Kurt nahm die Decke, und legte sie bei einer alten Fichte auf die Erde.
„Willst du nicht hier Platz nehmen, Röschen?“ fragte er. „Das Gras ist naß; hier stehst du nun trocken und kannst den Platz genau übersehen.“
„Ich danke dir“, antwortete sie, indem sie ihre Füßchen auf die Decke setzte und sich bequem an den Baum lehnte.

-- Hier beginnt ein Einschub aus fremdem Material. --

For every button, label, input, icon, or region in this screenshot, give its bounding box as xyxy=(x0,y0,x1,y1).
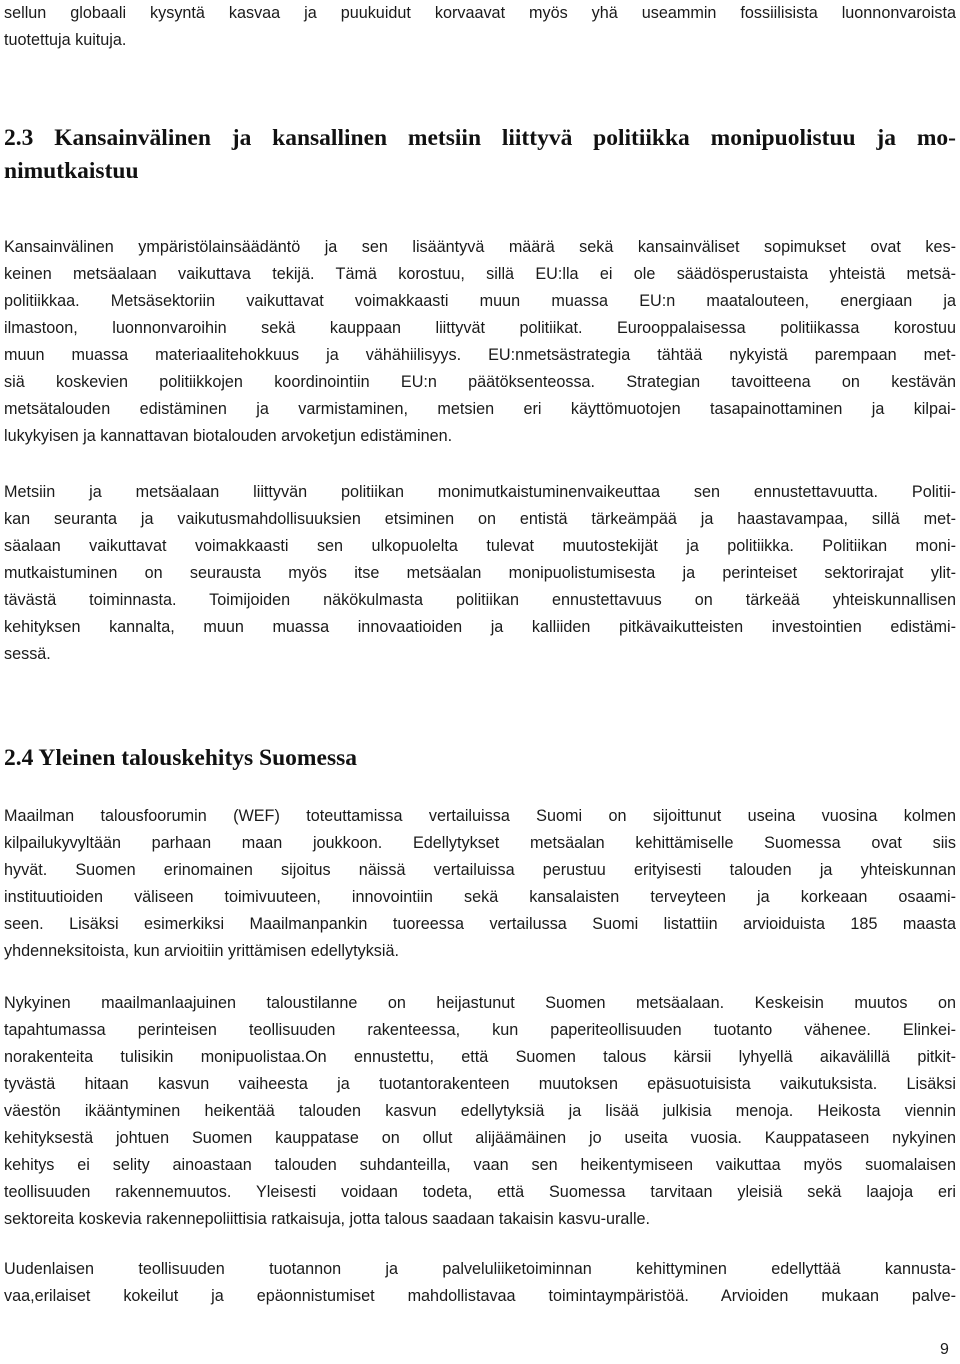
text-line: tyvästä hitaan kasvun vaiheesta ja tuotantorakenteen muutoksen epäsuotuisista vaikutuksista. Lisäksi xyxy=(4,1075,956,1093)
section-2-4-heading xyxy=(4,742,956,775)
text-line: instituutioiden väliseen toimivuuteen, innovointiin sekä kansalaisten terveyteen ja korkeaan osaami- xyxy=(4,888,956,906)
text-line: Nykyinen maailmanlaajuinen taloustilanne on heijastunut Suomen metsäalaan. Keskeisin muutos on xyxy=(4,994,956,1012)
intro-paragraph xyxy=(4,0,956,54)
text-line: kehitys ei selity ainoastaan talouden suhdanteilla, vaan sen heikentymiseen vaikuttaa myös suomalaisen xyxy=(4,1156,956,1174)
text-line: muun muassa materiaalitehokkuus ja vähähiilisyys. EU:nmetsästrategia tähtää nykyistä parempaan met- xyxy=(4,346,956,364)
text-line: siä koskevien politiikkojen koordinointiin EU:n päätöksenteossa. Strategian tavoitteena on kestävän xyxy=(4,373,956,391)
text-line: Uudenlaisen teollisuuden tuotannon ja palveluliiketoiminnan kehittyminen edellyttää kannusta- xyxy=(4,1260,956,1278)
heading-line: 2.3 Kansainvälinen ja kansallinen metsiin liittyvä politiikka monipuolistuu ja mo- xyxy=(4,125,956,151)
text-line: keinen metsäalaan vaikuttava tekijä. Tämä korostuu, sillä EU:lla ei ole säädösperustaista yhteistä metsä- xyxy=(4,265,956,283)
text-line: metsätalouden edistäminen ja varmistaminen, metsien eri käyttömuotojen tasapainottaminen ja kilpai- xyxy=(4,400,956,418)
text-line: sessä. xyxy=(4,645,51,663)
text-line: hyvät. Suomen erinomainen sijoitus näissä vertailuissa perustuu erityisesti talouden ja yhteiskunnan xyxy=(4,861,956,879)
text-line: kehityksestä johtuen Suomen kauppatase on ollut alijäämäinen jo useita vuosia. Kauppataseen nykyinen xyxy=(4,1129,956,1147)
heading-line: nimutkaistuu xyxy=(4,158,139,184)
section-2-3-paragraph-1 xyxy=(4,234,956,450)
text-line: kilpailukyvyltään parhaan maan joukkoon. Edellytykset metsäalan kehittämiselle Suomessa ovat siis xyxy=(4,834,956,852)
text-line: yhdenneksitoista, kun arvioitiin yrittämisen edellytyksiä. xyxy=(4,942,399,960)
section-2-3-heading xyxy=(4,122,956,188)
text-line: kan seuranta ja vaikutusmahdollisuuksien etsiminen on entistä tärkeämpää ja haastavampaa, sillä met- xyxy=(4,510,956,528)
text-line: tapahtumassa perinteisen teollisuuden rakenteessa, kun paperiteollisuuden tuotanto vähenee. Elinkei- xyxy=(4,1021,956,1039)
text-line: teollisuuden rakennemuutos. Yleisesti voidaan todeta, että Suomessa tarvitaan yleisiä sekä laajoja eri xyxy=(4,1183,956,1201)
text-line: seen. Lisäksi esimerkiksi Maailmanpankin tuoreessa vertailussa Suomi listattiin arvioiduista 185 maasta xyxy=(4,915,956,933)
text-line: säalaan vaikuttavat voimakkaasti sen ulkopuolelta tulevat muutostekijät ja politiikka. Politiikan moni- xyxy=(4,537,956,555)
heading-line: 2.4 Yleinen talouskehitys Suomessa xyxy=(4,745,357,771)
text-line: mutkaistuminen on seurausta myös itse metsäalan monipuolistumisesta ja perinteiset sektorirajat ylit- xyxy=(4,564,956,582)
text-line: Metsiin ja metsäalaan liittyvän politiikan monimutkaistuminenvaikeuttaa sen ennustettavuutta. Politii- xyxy=(4,483,956,501)
section-2-4-paragraph-1 xyxy=(4,803,956,965)
text-line: Maailman talousfoorumin (WEF) toteuttamissa vertailuissa Suomi on sijoittunut useina vuosina kolmen xyxy=(4,807,956,825)
text-line: norakenteita tulisikin monipuolistaa.On ennustettu, että Suomen talous kärsii lyhyellä aikavälillä pitkit- xyxy=(4,1048,956,1066)
section-2-3-paragraph-2 xyxy=(4,479,956,668)
text-line: kehityksen kannalta, muun muassa innovaatioiden ja kalliiden pitkävaikutteisten investointien edistämi- xyxy=(4,618,956,636)
text-line: vaa,erilaiset kokeilut ja epäonnistumiset mahdollistavaa toimintaympäristöä. Arvioiden mukaan palve- xyxy=(4,1287,956,1305)
text-line: tuotettuja kuituja. xyxy=(4,31,127,49)
text-line: lukykyisen ja kannattavan biotalouden arvoketjun edistäminen. xyxy=(4,427,453,445)
text-line: politiikkaa. Metsäsektoriin vaikuttavat voimakkaasti muun muassa EU:n maatalouteen, energiaan ja xyxy=(4,292,956,310)
section-2-4-paragraph-2 xyxy=(4,990,956,1233)
text-line: Kansainvälinen ympäristölainsäädäntö ja sen lisääntyvä määrä sekä kansainväliset sopimukset ovat kes- xyxy=(4,238,956,256)
text-line: tävästä toiminnasta. Toimijoiden näkökulmasta politiikan ennustettavuus on tärkeää yhteiskunnallisen xyxy=(4,591,956,609)
text-line: sektoreita koskevia rakennepoliittisia ratkaisuja, jotta talous saadaan takaisin kasvu-uralle. xyxy=(4,1210,651,1228)
text-line: väestön ikääntyminen heikentää talouden kasvun edellytyksiä ja lisää julkisia menoja. Heikosta viennin xyxy=(4,1102,956,1120)
text-line: ilmastoon, luonnonvaroihin sekä kauppaan liittyvät politiikat. Eurooppalaisessa politiikassa korostuu xyxy=(4,319,956,337)
page-number: 9 xyxy=(940,1341,949,1358)
section-2-4-paragraph-3 xyxy=(4,1256,956,1310)
text-line: sellun globaali kysyntä kasvaa ja puukuidut korvaavat myös yhä useammin fossiilisista luonnonvaroista xyxy=(4,4,956,22)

Platen und Golzen untersuchten den Platz und teilten Wind und Sonne ab. Sie hatten als Sekundanten die Pflicht, es zu tun. Dann trat Golzen an Ravenows Wagen und brachte die türkischen Säbel hervor.

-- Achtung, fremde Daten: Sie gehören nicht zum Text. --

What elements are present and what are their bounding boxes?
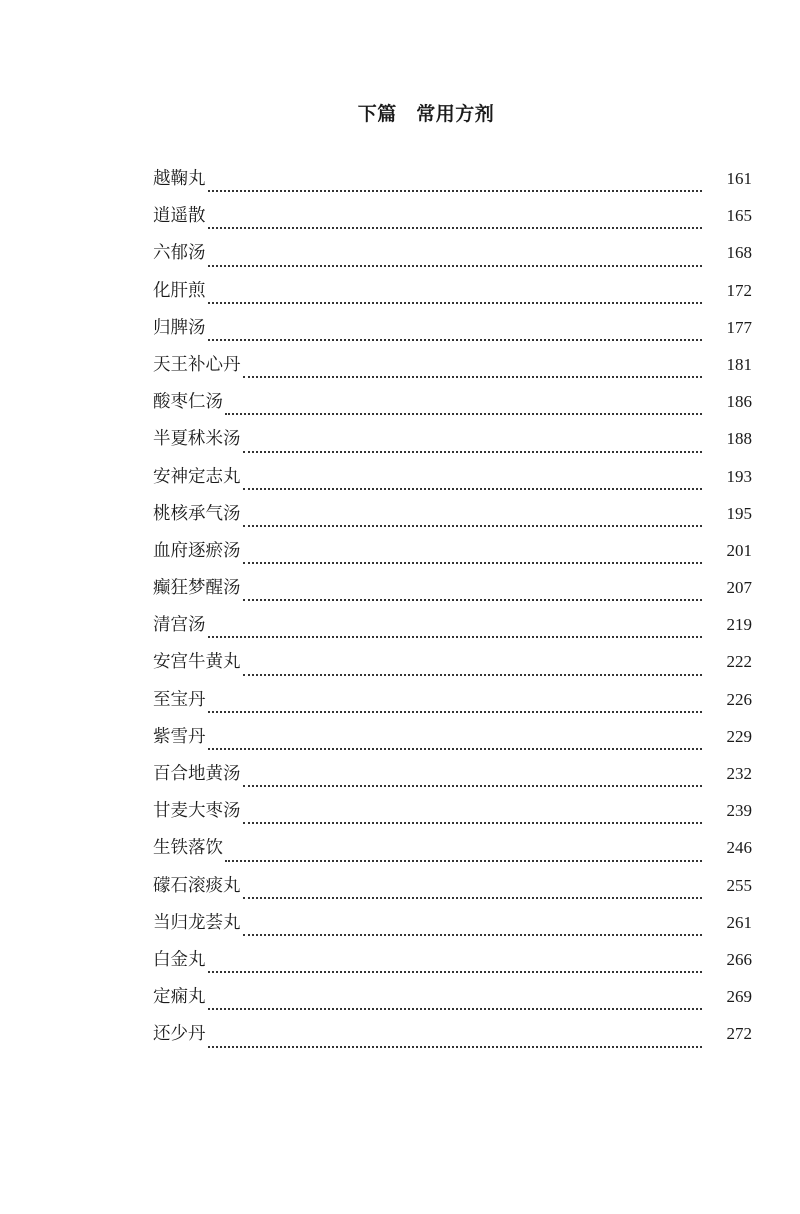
toc-entry-title: 至宝丹 — [153, 689, 206, 710]
toc-entry-page-number: 255 — [726, 875, 752, 895]
toc-entry-title: 紫雪丹 — [153, 726, 206, 747]
toc-entry-title: 天王补心丹 — [153, 354, 241, 375]
toc-entry-page-number: 207 — [726, 578, 752, 598]
toc-entry[interactable] — [153, 646, 752, 683]
toc-entry-page-number: 172 — [726, 280, 752, 300]
toc-entry[interactable] — [153, 870, 752, 907]
dot-leader — [208, 190, 703, 192]
dot-leader — [243, 525, 703, 527]
toc-entry-title: 桃核承气汤 — [153, 503, 241, 524]
toc-entry-page-number: 232 — [726, 764, 752, 783]
toc-entry-page-number: 181 — [726, 354, 752, 374]
toc-entry-title: 当归龙荟丸 — [153, 912, 241, 933]
dot-leader — [243, 822, 703, 824]
toc-entry[interactable] — [153, 423, 752, 460]
toc-entry-page-number: 219 — [726, 615, 752, 635]
toc-entry[interactable] — [153, 312, 752, 349]
dot-leader — [208, 711, 703, 713]
toc-entry-title: 半夏秫米汤 — [153, 429, 241, 450]
dot-leader — [208, 636, 703, 638]
dot-leader — [243, 376, 703, 378]
toc-entry-title: 生铁落饮 — [153, 838, 223, 859]
toc-entry-title: 安宫牛黄丸 — [153, 652, 241, 673]
toc-entry-title: 癫狂梦醒汤 — [153, 578, 241, 599]
toc-entry-page-number: 188 — [726, 429, 752, 449]
toc-entry-title: 逍遥散 — [153, 206, 206, 227]
toc-entry[interactable] — [153, 163, 752, 200]
dot-leader — [208, 227, 703, 229]
toc-entry-title: 归脾汤 — [153, 317, 206, 338]
toc-entry-page-number: 226 — [726, 689, 752, 709]
toc-entry[interactable] — [153, 275, 752, 312]
dot-leader — [243, 785, 703, 787]
toc-entry[interactable] — [153, 349, 752, 386]
toc-entry[interactable] — [153, 981, 752, 1018]
dot-leader — [243, 562, 703, 564]
toc-entry-page-number: 165 — [726, 206, 752, 226]
dot-leader — [208, 748, 703, 750]
toc-entry-page-number: 266 — [726, 949, 752, 969]
toc-entry[interactable] — [153, 684, 752, 721]
dot-leader — [208, 302, 703, 304]
toc-entry[interactable] — [153, 237, 752, 274]
toc-entry[interactable] — [153, 609, 752, 646]
dot-leader — [243, 897, 703, 899]
toc-entry-title: 血府逐瘀汤 — [153, 540, 241, 561]
toc-entry[interactable] — [153, 795, 752, 832]
toc-entry[interactable] — [153, 944, 752, 981]
dot-leader — [243, 451, 703, 453]
toc-entry-title: 安神定志丸 — [153, 466, 241, 487]
toc-entry[interactable] — [153, 758, 752, 795]
dot-leader — [243, 488, 703, 490]
toc-entry-page-number: 269 — [726, 987, 752, 1007]
toc-entry[interactable] — [153, 907, 752, 944]
toc-entry-page-number: 239 — [726, 801, 752, 821]
toc-entry[interactable] — [153, 535, 752, 572]
toc-entry-title: 六郁汤 — [153, 243, 206, 264]
dot-leader — [208, 339, 703, 341]
toc-entry[interactable] — [153, 1018, 752, 1055]
toc-entry-title: 还少丹 — [153, 1024, 206, 1045]
toc-entry-title: 白金丸 — [153, 949, 206, 970]
toc-entry-title: 百合地黄汤 — [153, 764, 241, 784]
toc-entry-title: 化肝煎 — [153, 280, 206, 301]
toc-entry-title: 清宫汤 — [153, 615, 206, 636]
toc-entry-page-number: 195 — [726, 503, 752, 523]
dot-leader — [243, 674, 703, 676]
toc-entry[interactable] — [153, 721, 752, 758]
toc-entry-page-number: 222 — [726, 652, 752, 672]
dot-leader — [208, 265, 703, 267]
toc-entry-title: 定痫丸 — [153, 987, 206, 1008]
dot-leader — [225, 413, 702, 415]
toc-entry-page-number: 161 — [726, 169, 752, 188]
toc-entry-title: 越鞠丸 — [153, 169, 206, 189]
dot-leader — [243, 599, 703, 601]
toc-entry-page-number: 177 — [726, 317, 752, 337]
dot-leader — [208, 971, 703, 973]
toc-entry-page-number: 229 — [726, 726, 752, 746]
toc-entry-page-number: 168 — [726, 243, 752, 263]
dot-leader — [208, 1008, 703, 1010]
dot-leader — [225, 860, 702, 862]
toc-entry-page-number: 246 — [726, 838, 752, 858]
toc-entry-page-number: 261 — [726, 912, 752, 932]
toc-entry-title: 酸枣仁汤 — [153, 392, 223, 413]
toc-entry[interactable] — [153, 572, 752, 609]
toc-entry-title: 甘麦大枣汤 — [153, 801, 241, 822]
toc-entry[interactable] — [153, 461, 752, 498]
toc-entry[interactable] — [153, 498, 752, 535]
toc-entry-page-number: 186 — [726, 392, 752, 412]
dot-leader — [208, 1046, 703, 1048]
toc-entry[interactable] — [153, 200, 752, 237]
table-of-contents — [153, 163, 752, 1056]
toc-entry-page-number: 201 — [726, 540, 752, 560]
toc-entry[interactable] — [153, 386, 752, 423]
toc-entry-page-number: 193 — [726, 466, 752, 486]
toc-entry-title: 礞石滚痰丸 — [153, 875, 241, 896]
dot-leader — [243, 934, 703, 936]
toc-entry-page-number: 272 — [726, 1024, 752, 1044]
section-heading: 下篇 常用方剂 — [357, 103, 495, 125]
toc-entry[interactable] — [153, 832, 752, 869]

„Geh, lieber Kurt“, sagte Röschen leise; „Ravenow erwartet dich bereits.“
„Wirst du den Anblick des Blutes ertragen können?“ fragte er besorgt.
„Ich vermute es, denn es wird ganz sicher nicht das deinige sein.“
Ravenow stand bereits bei dem einen der Säbel, welche Golzen an die Erde gelegt hatte; Kurt trat zum andern. Der Oberst und sein Adjutant schritten herbei, um in größerer Nähe Zeuge des Kampfes zu sein. Rittmeister Palm war bei ihnen. Als Ehrenrat hatte er die Verpflichtung, eine Aussöhnung der Parteien zu versuchen, er näherte sich ihnen und fragte:
„Erlauben die Herren, ein Wort zu Ihnen zu sprechen?“
„Ich erlaube es“, antwortete Kurt.
„Aber ich nicht“, rief Ravenow. „Ich bin tödlich beleidigt worden und erkläre, daß ich nichts unterlassen werde, meinen Gegner zu töten. Ein jeder Sühneversuch ist nutzlos. Man kennt meine Bedingungen, und ich weiche um keinen Jota von derselben ab.“
„So habe ich nichts weiter zu sagen. Ich war bereit, den Herrn Rittmeister anzuhören; ich bitte, dies zu bemerken“, erklärte Kurt.
„Wer sich bereitwillig erklärt, zurückzutreten, ist ein Feigling“, sagte Ravenow, indem er den Säbel vom Boden aufnahm. „Laßt es losgehen!“
Auch Kurt nahm seine Waffe auf; er betrachtete sie genau.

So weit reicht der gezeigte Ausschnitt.